Ora, se o autor vem pedir a condenação das rés no pagamento de determinada indemnização, com fundamento em irregularidades que, segundo ele, são da responsabilidade (culpa) das rés, relativas ao tratamento da sua contabilidade, que foram detectadas em inspecção tributária, pela testemunha em causa - socorrendo-se para o feito do respectivo relatório de inspecção - jamais faria sentido que as rés se não pudessem defender e provar a ausência dessa culpa com base no depoimento da pessoa que detectou tais irregularidades.
Assim, afigura-se-nos manifesto que, no caso dos autos, o interesse na realização da justiça e na tutela do direito à produção de prova (no que se refere à inquirição da testemunha em causa, aos quesitos indicados pelas rés, que a arrolaram) se deve sobrepor claramente ao interesse do autor relativo ao segredo fiscal.

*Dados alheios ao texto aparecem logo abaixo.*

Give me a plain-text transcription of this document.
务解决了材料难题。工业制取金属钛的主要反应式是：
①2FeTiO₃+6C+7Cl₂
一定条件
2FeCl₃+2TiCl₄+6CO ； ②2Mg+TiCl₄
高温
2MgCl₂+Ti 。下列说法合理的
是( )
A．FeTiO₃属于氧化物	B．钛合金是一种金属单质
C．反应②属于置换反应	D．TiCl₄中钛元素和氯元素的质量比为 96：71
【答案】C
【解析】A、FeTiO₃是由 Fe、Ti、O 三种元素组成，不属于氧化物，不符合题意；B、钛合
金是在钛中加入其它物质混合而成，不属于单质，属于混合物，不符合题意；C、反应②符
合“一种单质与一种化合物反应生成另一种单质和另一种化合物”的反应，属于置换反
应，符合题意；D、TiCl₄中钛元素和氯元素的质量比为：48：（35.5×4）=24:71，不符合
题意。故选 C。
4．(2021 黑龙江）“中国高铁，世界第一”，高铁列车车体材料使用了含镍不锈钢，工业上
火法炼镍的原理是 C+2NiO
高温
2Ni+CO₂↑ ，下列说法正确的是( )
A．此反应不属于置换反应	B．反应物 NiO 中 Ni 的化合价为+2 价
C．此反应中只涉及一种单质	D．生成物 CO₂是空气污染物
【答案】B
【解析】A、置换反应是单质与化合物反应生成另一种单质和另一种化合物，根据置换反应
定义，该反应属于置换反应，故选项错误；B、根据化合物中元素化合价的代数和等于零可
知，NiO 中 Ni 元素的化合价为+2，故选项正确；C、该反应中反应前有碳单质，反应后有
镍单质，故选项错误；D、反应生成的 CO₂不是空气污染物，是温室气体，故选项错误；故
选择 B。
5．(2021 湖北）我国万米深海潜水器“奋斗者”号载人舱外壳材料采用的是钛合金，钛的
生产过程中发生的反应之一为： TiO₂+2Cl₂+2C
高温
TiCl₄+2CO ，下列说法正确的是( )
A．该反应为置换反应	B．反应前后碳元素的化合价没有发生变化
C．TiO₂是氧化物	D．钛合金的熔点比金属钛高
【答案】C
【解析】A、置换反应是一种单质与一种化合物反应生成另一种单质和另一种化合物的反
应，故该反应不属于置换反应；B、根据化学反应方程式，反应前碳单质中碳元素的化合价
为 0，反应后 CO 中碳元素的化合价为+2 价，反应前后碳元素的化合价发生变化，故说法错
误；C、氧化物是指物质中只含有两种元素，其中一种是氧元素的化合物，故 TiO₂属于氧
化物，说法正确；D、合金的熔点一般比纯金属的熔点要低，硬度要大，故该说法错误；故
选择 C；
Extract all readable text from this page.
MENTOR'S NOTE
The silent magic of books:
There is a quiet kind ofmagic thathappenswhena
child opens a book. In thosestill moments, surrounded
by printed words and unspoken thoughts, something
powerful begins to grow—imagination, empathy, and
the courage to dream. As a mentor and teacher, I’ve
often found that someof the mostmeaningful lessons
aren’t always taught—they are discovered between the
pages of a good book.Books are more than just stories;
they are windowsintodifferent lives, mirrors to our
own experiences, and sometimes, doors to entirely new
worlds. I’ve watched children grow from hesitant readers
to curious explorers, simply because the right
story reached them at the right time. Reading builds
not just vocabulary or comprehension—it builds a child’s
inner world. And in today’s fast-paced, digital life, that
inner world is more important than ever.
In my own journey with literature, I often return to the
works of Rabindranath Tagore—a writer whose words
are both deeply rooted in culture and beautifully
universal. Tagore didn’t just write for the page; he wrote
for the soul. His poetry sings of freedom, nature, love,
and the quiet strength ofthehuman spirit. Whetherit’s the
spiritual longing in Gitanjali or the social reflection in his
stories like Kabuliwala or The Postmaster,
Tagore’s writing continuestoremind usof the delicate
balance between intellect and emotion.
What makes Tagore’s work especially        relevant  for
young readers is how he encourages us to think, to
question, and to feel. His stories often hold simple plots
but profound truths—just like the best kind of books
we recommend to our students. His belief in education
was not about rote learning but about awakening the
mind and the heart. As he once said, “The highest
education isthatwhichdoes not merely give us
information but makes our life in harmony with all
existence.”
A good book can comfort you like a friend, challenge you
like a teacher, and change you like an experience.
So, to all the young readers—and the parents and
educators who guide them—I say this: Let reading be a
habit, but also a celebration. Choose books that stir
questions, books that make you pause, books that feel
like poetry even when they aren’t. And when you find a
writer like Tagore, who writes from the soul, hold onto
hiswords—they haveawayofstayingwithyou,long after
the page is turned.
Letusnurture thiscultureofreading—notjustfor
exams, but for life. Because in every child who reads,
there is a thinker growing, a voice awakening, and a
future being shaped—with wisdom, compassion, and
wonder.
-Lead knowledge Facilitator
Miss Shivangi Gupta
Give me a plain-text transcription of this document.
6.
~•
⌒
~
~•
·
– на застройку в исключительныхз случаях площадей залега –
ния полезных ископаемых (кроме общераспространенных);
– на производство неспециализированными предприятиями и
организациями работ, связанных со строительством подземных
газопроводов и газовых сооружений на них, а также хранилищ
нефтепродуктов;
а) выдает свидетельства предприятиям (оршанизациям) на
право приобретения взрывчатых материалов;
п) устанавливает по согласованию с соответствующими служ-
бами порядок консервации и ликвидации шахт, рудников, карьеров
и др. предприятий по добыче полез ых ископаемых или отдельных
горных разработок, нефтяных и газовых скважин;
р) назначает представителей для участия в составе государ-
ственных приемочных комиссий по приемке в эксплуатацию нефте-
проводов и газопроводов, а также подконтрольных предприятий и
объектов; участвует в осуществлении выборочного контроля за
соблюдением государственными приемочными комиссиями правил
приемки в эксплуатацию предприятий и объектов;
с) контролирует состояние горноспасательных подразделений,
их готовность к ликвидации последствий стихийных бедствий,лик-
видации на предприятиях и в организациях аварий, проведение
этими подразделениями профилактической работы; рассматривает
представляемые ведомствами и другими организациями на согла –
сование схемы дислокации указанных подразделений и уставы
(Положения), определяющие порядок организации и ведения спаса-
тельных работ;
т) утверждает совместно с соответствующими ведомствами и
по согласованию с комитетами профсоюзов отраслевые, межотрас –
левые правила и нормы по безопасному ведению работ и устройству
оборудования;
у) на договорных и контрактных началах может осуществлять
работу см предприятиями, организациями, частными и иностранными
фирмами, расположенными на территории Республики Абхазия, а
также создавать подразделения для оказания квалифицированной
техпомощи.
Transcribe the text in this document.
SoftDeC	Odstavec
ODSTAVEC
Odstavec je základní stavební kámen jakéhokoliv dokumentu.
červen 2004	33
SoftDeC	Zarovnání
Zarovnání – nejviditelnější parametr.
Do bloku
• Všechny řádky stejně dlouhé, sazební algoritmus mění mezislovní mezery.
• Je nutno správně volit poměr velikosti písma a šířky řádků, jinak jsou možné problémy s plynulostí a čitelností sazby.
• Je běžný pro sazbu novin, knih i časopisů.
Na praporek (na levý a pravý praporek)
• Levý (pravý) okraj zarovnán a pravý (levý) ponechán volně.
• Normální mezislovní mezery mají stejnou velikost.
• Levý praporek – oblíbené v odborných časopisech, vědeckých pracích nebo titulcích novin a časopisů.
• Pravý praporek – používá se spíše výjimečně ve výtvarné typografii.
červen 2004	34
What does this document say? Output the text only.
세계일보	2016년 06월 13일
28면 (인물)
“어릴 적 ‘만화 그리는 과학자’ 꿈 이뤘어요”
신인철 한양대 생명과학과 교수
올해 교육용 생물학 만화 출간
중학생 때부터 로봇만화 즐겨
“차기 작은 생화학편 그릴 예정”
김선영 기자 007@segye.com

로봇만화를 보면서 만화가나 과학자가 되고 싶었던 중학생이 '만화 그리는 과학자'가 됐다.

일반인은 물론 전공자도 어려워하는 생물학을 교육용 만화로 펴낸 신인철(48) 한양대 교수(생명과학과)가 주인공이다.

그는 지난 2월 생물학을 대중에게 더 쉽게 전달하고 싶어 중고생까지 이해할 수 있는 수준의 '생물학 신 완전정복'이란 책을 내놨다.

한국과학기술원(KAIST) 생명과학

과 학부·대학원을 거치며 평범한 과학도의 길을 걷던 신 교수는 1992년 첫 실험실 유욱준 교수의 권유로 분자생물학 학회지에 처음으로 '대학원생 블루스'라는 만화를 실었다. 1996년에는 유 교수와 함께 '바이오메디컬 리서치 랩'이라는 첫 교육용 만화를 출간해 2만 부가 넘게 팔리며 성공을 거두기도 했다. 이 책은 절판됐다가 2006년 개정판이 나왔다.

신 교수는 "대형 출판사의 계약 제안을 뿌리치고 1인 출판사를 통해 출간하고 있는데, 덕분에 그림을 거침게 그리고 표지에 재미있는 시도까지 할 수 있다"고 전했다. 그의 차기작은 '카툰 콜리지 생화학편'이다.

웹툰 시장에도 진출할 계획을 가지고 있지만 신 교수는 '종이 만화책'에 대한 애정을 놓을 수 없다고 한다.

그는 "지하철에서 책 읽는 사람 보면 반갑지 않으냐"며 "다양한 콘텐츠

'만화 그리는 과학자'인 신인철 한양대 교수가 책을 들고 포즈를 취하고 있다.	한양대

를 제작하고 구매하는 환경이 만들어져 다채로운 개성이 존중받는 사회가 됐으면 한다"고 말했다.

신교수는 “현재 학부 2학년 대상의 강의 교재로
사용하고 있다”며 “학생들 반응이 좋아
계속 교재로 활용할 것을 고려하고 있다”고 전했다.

Aliás, não podemos deixar de considerar como imprescindível para a descoberta da verdade o depoimento da testemunha em causa, uma vez que, tendo sido ela (que efectuou a inspecção tributária) a detectar as irregularidades fiscais (no tratamento da contabilidade do autor), será ela a pessoa mais adequada para esclarecer qual a razão de ser ou origem de tais irregularidades.
Em face de todo o exposto, havermos de concluir no sentido de se mostrar inteiramente justificada a quebra do segredo profissional, no que se refere à prestação de depoimento por parte da testemunha em causa aos quesitos da base instrutória a que foi indicada.
Termos em que se acorda em levantar o sigilo profissional a que a testemunha em causa (“D”) estava sujeita, tendo lugar a prestação do seu depoimento (aos quesitos propostos) com quebra desse mesmo sigilo profissional.